CEVAP: Ramazan ayının ardından gelen aya Şevval ayı denir. Bu ayda 6 gün oruç tutmak sevap açısından çok kıymetlidir.
Ramazan bayramından sonra bu oruç tutulur. Bu oruç tıpkı ramazanda tutulan oruç gibidir. Bu oruçlar ard arda tutulabileceği gibi aralıklarla da tutulabilir.
Bir hadiste efendimiz şöyle buyurmuştur; " Kim Ramazan orucunu tutar ve ona şevval ayının altı gün orucunu eklerse sanki yılın bütün günlerini oruçla geçirmiş gibi olur"
SORU: Şevval orucunda tutamadığım Ramazan orucuna niyet edebilir miyim?
CEVAP: Bu durumda siz şevval orucu değil, Ramazan orucunun kazasını tutmuş olursunuz.
SORU: Dizinde ve ayağa kalkışında rahatsızlık olan sandalyede namaz kılabilir mi?
CEVAP: Ayağa kalkabilen kişi namaza ayakta başlar. Ayakta durup da oturduğu zaman secde edemeyen kişi namaza ayakta başlar. Rükû edip oturduktan sonra ima ile başını öne eğerek secde eder. Ayağa kalkamaz durumda ise oturduğu yerden namaza devam eder.
Başı ile ima eden böyle namaza devam eder. Ayakta durmaya gücü yettiği halde yerde oturamayan kimse namaza ayakta başlar.
Rükûdan sonra tabure gibi bir şeye oturarak başının iması ile namazı kılar. Kişi dilerse ayaklarını secde yerine uzatarak namazı kılar.
SORU: Bağırsağında problem olan biri nasıl namaz kılar?
CEVAP: Hz Peygamber basur hastalığı olan birine şöyle buyurdu;
"Durabiliyorsa ayakta, gücün el vermiyorsa oturarak, ona da gücün yetmiyorsa yan üstü uzanarak namazını kıl. Bu kişi başka güç yetiremiyorsa ima ile namazını kılar. Burada kişi gücünün yettiğini yapmakla sorumlu olur.
SORU: Kendisine dünür gidilen ve kararı beklenen veya söz kesilen bir kadına başkası evlilik teklif edebilir mi?

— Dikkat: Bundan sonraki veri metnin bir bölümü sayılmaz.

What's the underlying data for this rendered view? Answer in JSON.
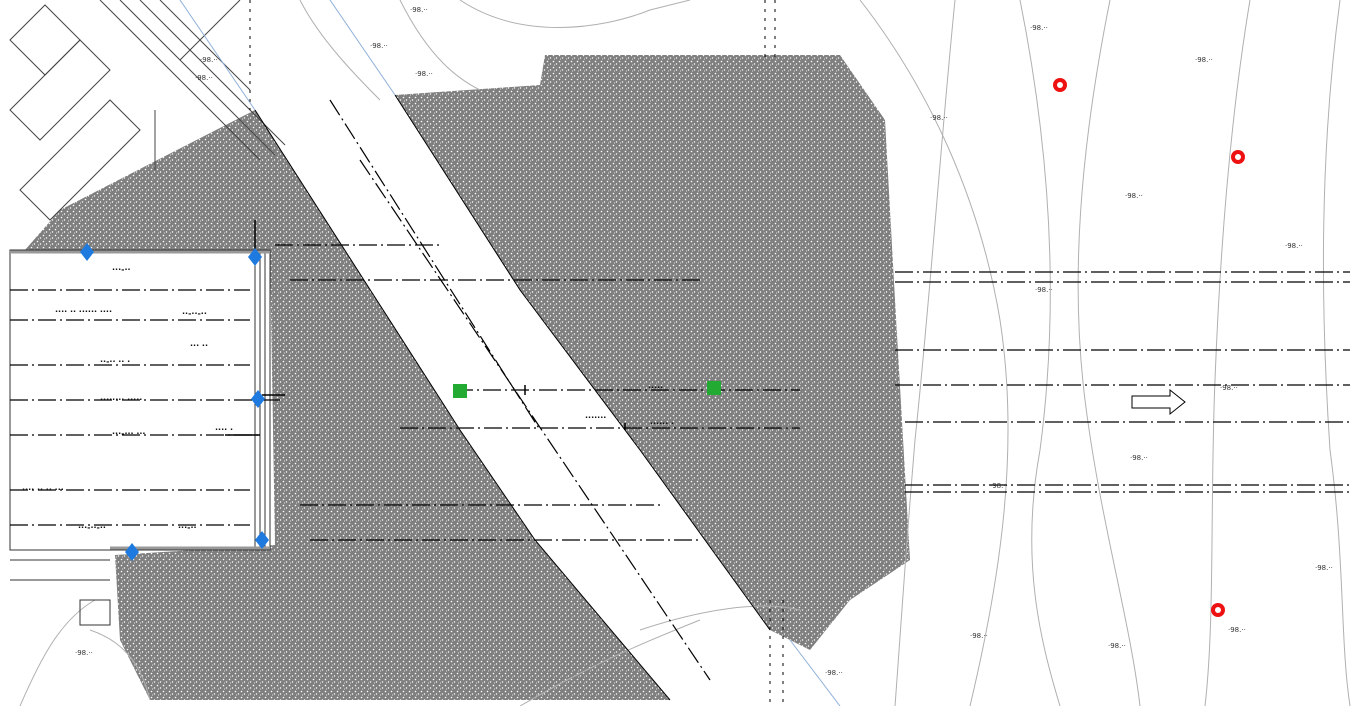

CEVAP: Böyle bir durumda gelin-kız tarafı talipliye olumsuz cevap vermedikçe başkası talip olamaz. Hz Peygamber (sav) şöyle buyurdu;" Sizden biri sakın Müslüman kardeşinin dünür gittiği birine talip olmasın" (Buhari) Bunun çirkin bir şey ve geleneklerimize aykırı bir durum olduğu da zaten bellidir. Ayrıca bu durum birçok açıdan düşmanlığa da sebep olur.